¡ESE MI TOLUCO!

Diez años de brega en cuadriláteros, pulquerías, cantinas y centros nocturnos.

Alberto Barranco
Columnas
barranco-Toluco_Lopez-Biblioteca-Pública-de-Los-Ángeles.jpg

Ídolo invencible, butaca especial en ring side para el presidente Adolfo López Mateos, el pedestal se mantuvo intacto al golpazo en el estómago del Huitlacoche José Medel que provocaría la expulsión del pulque recién ingerido y también cuando la Comisión Mexicana de Boxeo le canceló seis meses la licencia por incumplimiento de contrato.

—¡Ese Toluco es mi gallo!

Dicen que Medel lo perdió todo cuando le ganó por nocaut: la afición no perdona.

José López Hernández, el hijo de un campesino de Real del Oro, Estado de México, el albañil de Toluca que ayudó al acarreo piedra por piedra del Toreo de la Condesa a la zona de Cuatro Caminos, murió a los 46 años. El certificado de defunción se resumía en una sola palabra: cirrosis.

El mote, en recuento a las hazañas callejeras en el barrio bravo de Retama de la capital mexiquense, se lo endilgó el doctor Gilberto Bolaños Cacho, cuyo nombre alcanzaría un tomo y algo más en la historia del boxeo.

La leva al cuadrilátero, en 1953, la empujó el campeón mexiquense de peso gallo Marcelo Reyes, cuyo primer peldaño fue cargarle la maleta para ascender a sparring. Un año de amateur para alcanzar la taquilla.

El cheque mayor a nivel local, 80 mil pesos, le llegó justo por un combate en el Toreo de Cuatro Caminos.

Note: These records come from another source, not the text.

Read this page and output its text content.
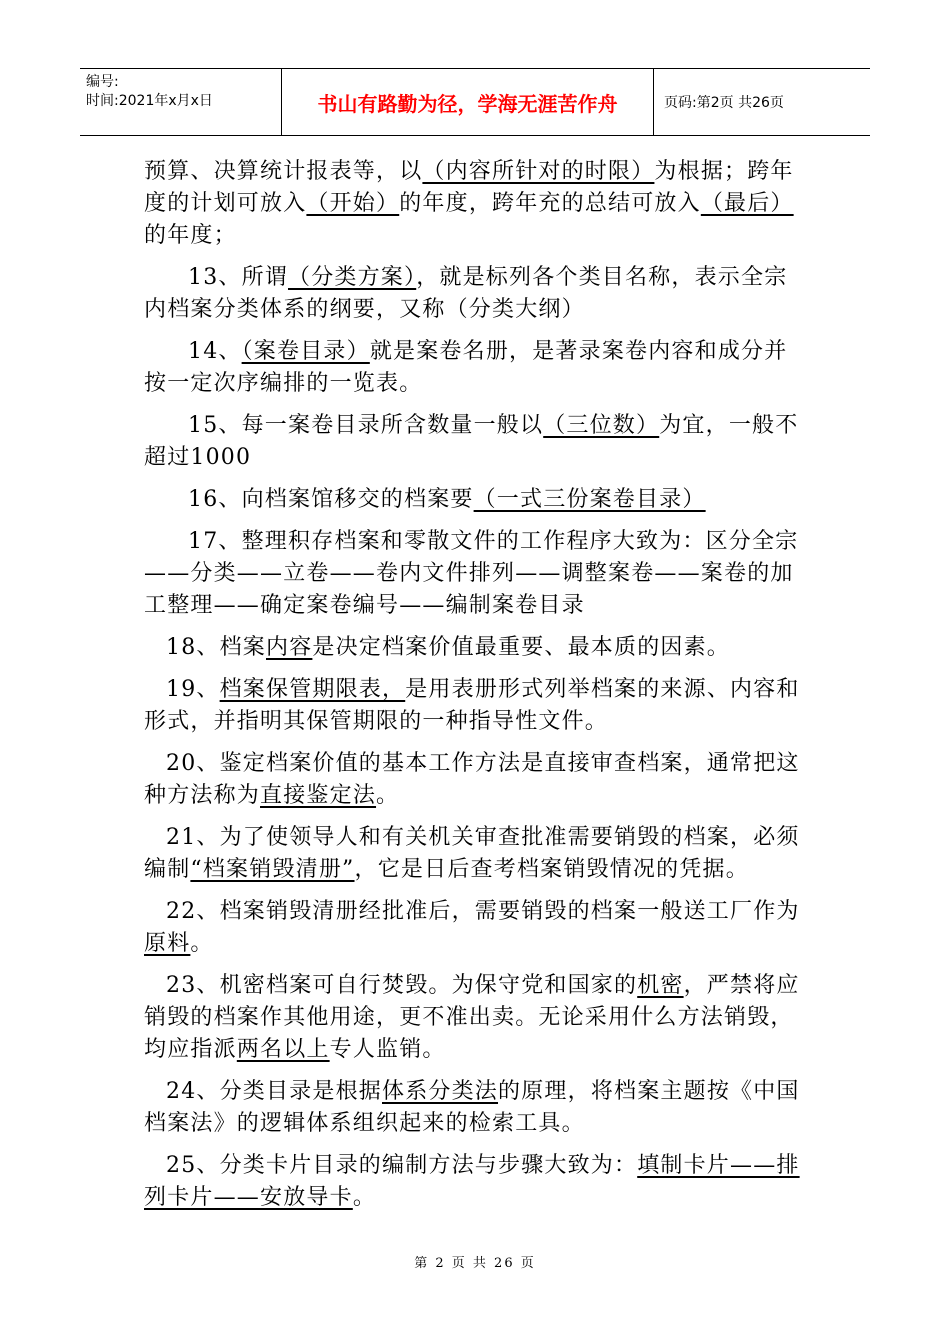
编号:
时间:2021年x月x日	书山有路勤为径，学海无涯苦作舟	页码:第2页 共26页

预算、决算统计报表等，以（内容所针对的时限）为根据；跨年度的计划可放入（开始）的年度，跨年充的总结可放入（最后）的年度；

13、所谓（分类方案），就是标列各个类目名称，表示全宗内档案分类体系的纲要，又称（分类大纲）

14、（案卷目录）就是案卷名册，是著录案卷内容和成分并按一定次序编排的一览表。

15、每一案卷目录所含数量一般以（三位数）为宜，一般不超过1000

16、向档案馆移交的档案要（一式三份案卷目录）

17、整理积存档案和零散文件的工作程序大致为：区分全宗——分类——立卷——卷内文件排列——调整案卷——案卷的加工整理——确定案卷编号——编制案卷目录

18、档案内容是决定档案价值最重要、最本质的因素。

19、档案保管期限表，是用表册形式列举档案的来源、内容和形式，并指明其保管期限的一种指导性文件。

20、鉴定档案价值的基本工作方法是直接审查档案，通常把这种方法称为直接鉴定法。

21、为了使领导人和有关机关审查批准需要销毁的档案，必须编制“档案销毁清册”，它是日后查考档案销毁情况的凭据。

22、档案销毁清册经批准后，需要销毁的档案一般送工厂作为原料。

23、机密档案可自行焚毁。为保守党和国家的机密，严禁将应销毁的档案作其他用途，更不准出卖。无论采用什么方法销毁，均应指派两名以上专人监销。

24、分类目录是根据体系分类法的原理，将档案主题按《中国档案法》的逻辑体系组织起来的检索工具。

25、分类卡片目录的编制方法与步骤大致为：填制卡片——排列卡片——安放导卡。

第 2 页 共 26 页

La cumbre se alcanzó (“¡Por el campeonato mundial de peso gallo pelearán doce rounds!”) al derrotar a Fili Nava. La caravana de aficionados le dio tres vueltas al ruedo en hombros, en la chispa que se volvería incendio: “el indio”, “el aborigen”, “ave de tempestades”, “niño de la botella”. El descarriado consentido del respetable.

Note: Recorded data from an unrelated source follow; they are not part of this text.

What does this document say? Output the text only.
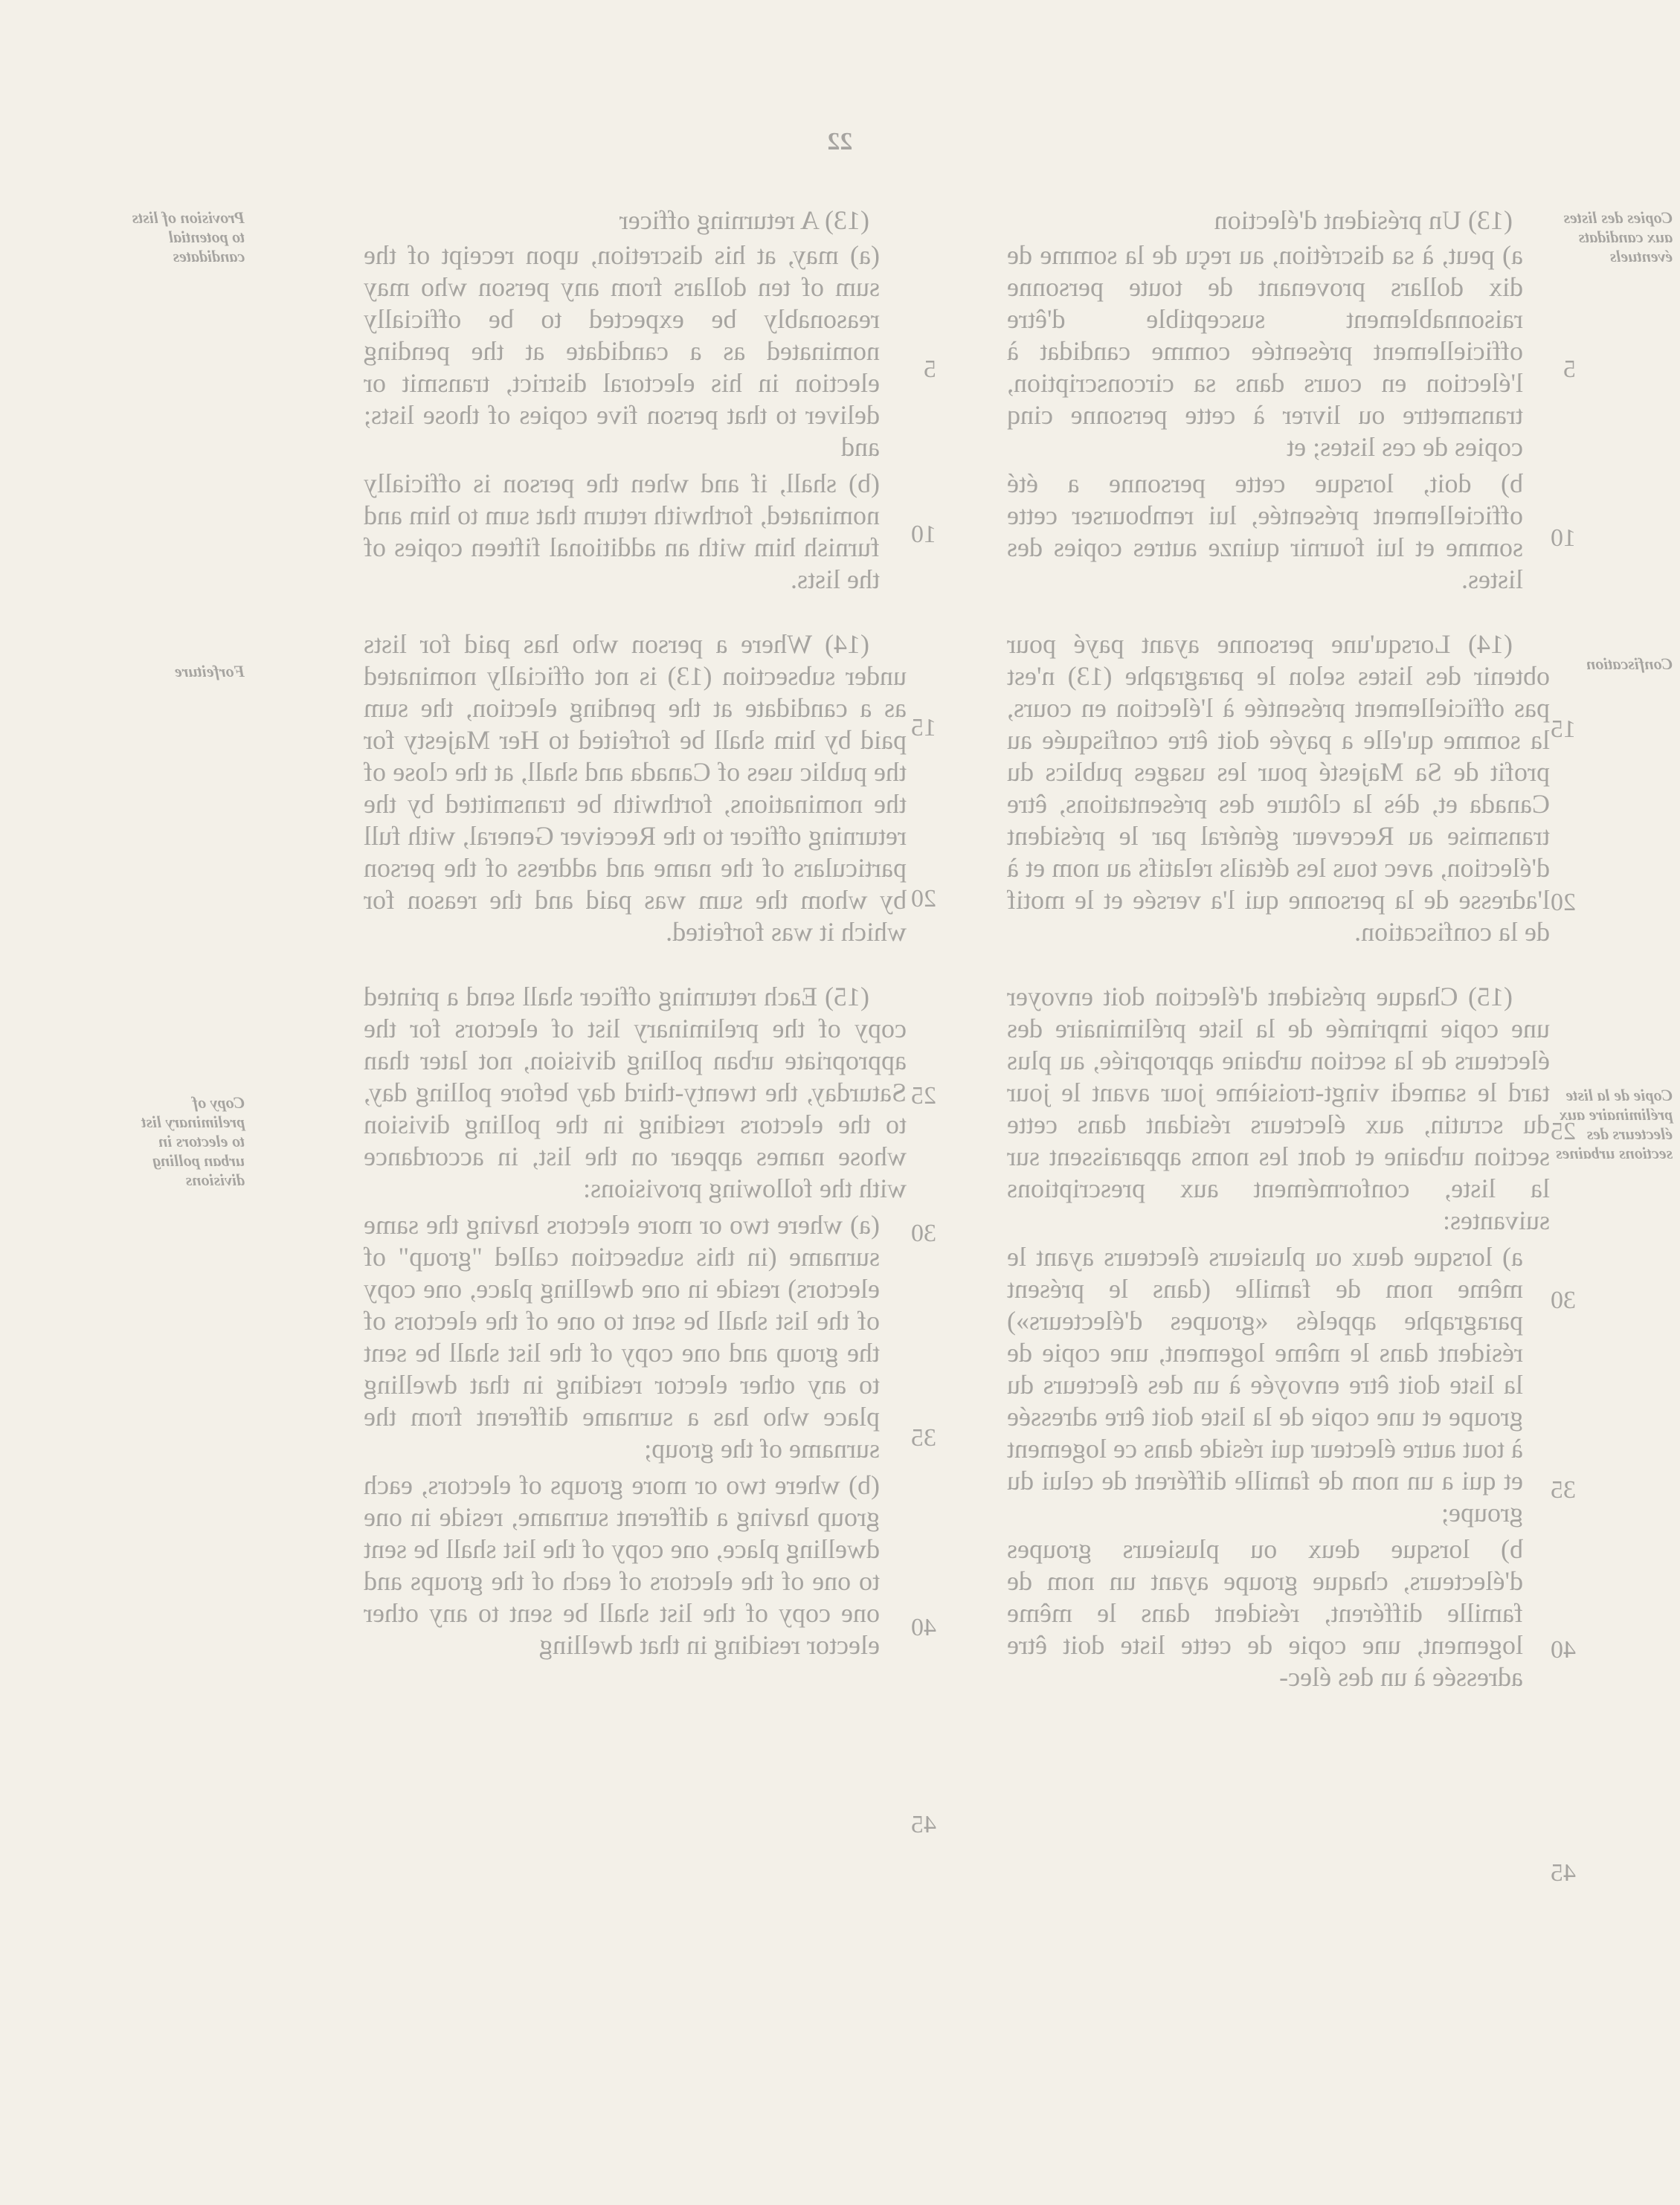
22

(13) A returning officer

(a) may, at his discretion, upon receipt of the sum of ten dollars from any person who may reasonably be expected to be officially nominated as a candidate at the pending election in his electoral district, transmit or deliver to that person five copies of those lists; and

(b) shall, if and when the person is officially nominated, forthwith return that sum to him and furnish him with an additional fifteen copies of the lists.

(14) Where a person who has paid for lists under subsection (13) is not officially nominated as a candidate at the pending election, the sum paid by him shall be forfeited to Her Majesty for the public uses of Canada and shall, at the close of the nominations, forthwith be transmitted by the returning officer to the Receiver General, with full particulars of the name and address of the person by whom the sum was paid and the reason for which it was forfeited.

(15) Each returning officer shall send a printed copy of the preliminary list of electors for the appropriate urban polling division, not later than Saturday, the twenty-third day before polling day, to the electors residing in the polling division whose names appear on the list, in accordance with the following provisions:

(a) where two or more electors having the same surname (in this subsection called "group" of electors) reside in one dwelling place, one copy of the list shall be sent to one of the electors of the group and one copy of the list shall be sent to any other elector residing in that dwelling place who has a surname different from the surname of the group;

(b) where two or more groups of electors, each group having a different surname, reside in one dwelling place, one copy of the list shall be sent to one of the electors of each of the groups and one copy of the list shall be sent to any other elector residing in that dwelling

(13) Un président d'élection

a) peut, à sa discrétion, au reçu de la somme de dix dollars provenant de toute personne raisonnablement susceptible d'être officiellement présentée comme candidat à l'élection en cours dans sa circonscription, transmettre ou livrer à cette personne cinq copies de ces listes; et

b) doit, lorsque cette personne a été officiellement présentée, lui rembourser cette somme et lui fournir quinze autres copies des listes.

(14) Lorsqu'une personne ayant payé pour obtenir des listes selon le paragraphe (13) n'est pas officiellement présentée à l'élection en cours, la somme qu'elle a payée doit être confisquée au profit de Sa Majesté pour les usages publics du Canada et, dès la clôture des présentations, être transmise au Receveur général par le président d'élection, avec tous les détails relatifs au nom et à l'adresse de la personne qui l'a versée et le motif de la confiscation.

(15) Chaque président d'élection doit envoyer une copie imprimée de la liste préliminaire des électeurs de la section urbaine appropriée, au plus tard le samedi vingt-troisième jour avant le jour du scrutin, aux électeurs résidant dans cette section urbaine et dont les noms apparaissent sur la liste, conformément aux prescriptions suivantes:

a) lorsque deux ou plusieurs électeurs ayant le même nom de famille (dans le présent paragraphe appelés «groupes d'électeurs») résident dans le même logement, une copie de la liste doit être envoyée à un des électeurs du groupe et une copie de la liste doit être adressée à tout autre électeur qui réside dans ce logement et qui a un nom de famille différent de celui du groupe;

b) lorsque deux ou plusieurs groupes d'électeurs, chaque groupe ayant un nom de famille différent, résident dans le même logement, une copie de cette liste doit être adressée à un des élec-

Provision of lists to potential candidates
Forfeiture
Copy of preliminary list to electors in urban polling divisions
Copies des listes aux candidats éventuels
Confiscation
Copie de la liste préliminaire aux électeurs des sections urbaines
5
10
15
20
25
30
35
40
45
5
10
15
20
25
30
35
40
45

La leyenda hablaba del no rotundo que le espetó en la cara al promotor griego George Parnasus cuando lo invitó a darse un clavado en tal round, justo el día en que la afición de Los Ángeles lo vio noquear en el round once a Raúl Ratón Macías.

Recuento

Subido en el carro a pretexto del paisanaje, aunque algunos ubicaban su cuna en Guatemala, el presidente López Mateos le regaló una pesada esclava de oro. Los pequeños brillantes cobijaban la propiedad: Toluco.

Casado a los 18 años con Guadalupe Flores, seis hijos en la ruta, esta ya viuda escribiría del sendero de lauros y espinas. El marido que salía de traje y regresaba andrajoso. La veloz quiebra del restaurante El Mariachi abierto a plena plaza de Garibaldi cuando el marido ya ganaba en dólares; el remate de la codiciada colección de relojes y del flamante convertible rojo, con los atentos saludos del gobernador del Estado de México, Salvador Sánchez Celis.

De todo aquello que fue, propinas de 500 pesos, francachelas de 15 días, peregrinaciones cotidianas a la Basílica de Guadalupe para jurar abstinencia parcial de alcohol, solo quedó una casa en San Juan de Aragón.

En lo más nutrido del aplauso la multitud acudía a los entrenamientos en el gimnasio de los baños Lido de la colonia Guerrero y luego leía con avidez las hazañas amorosas del ídolo, sus frases, sus desplantes.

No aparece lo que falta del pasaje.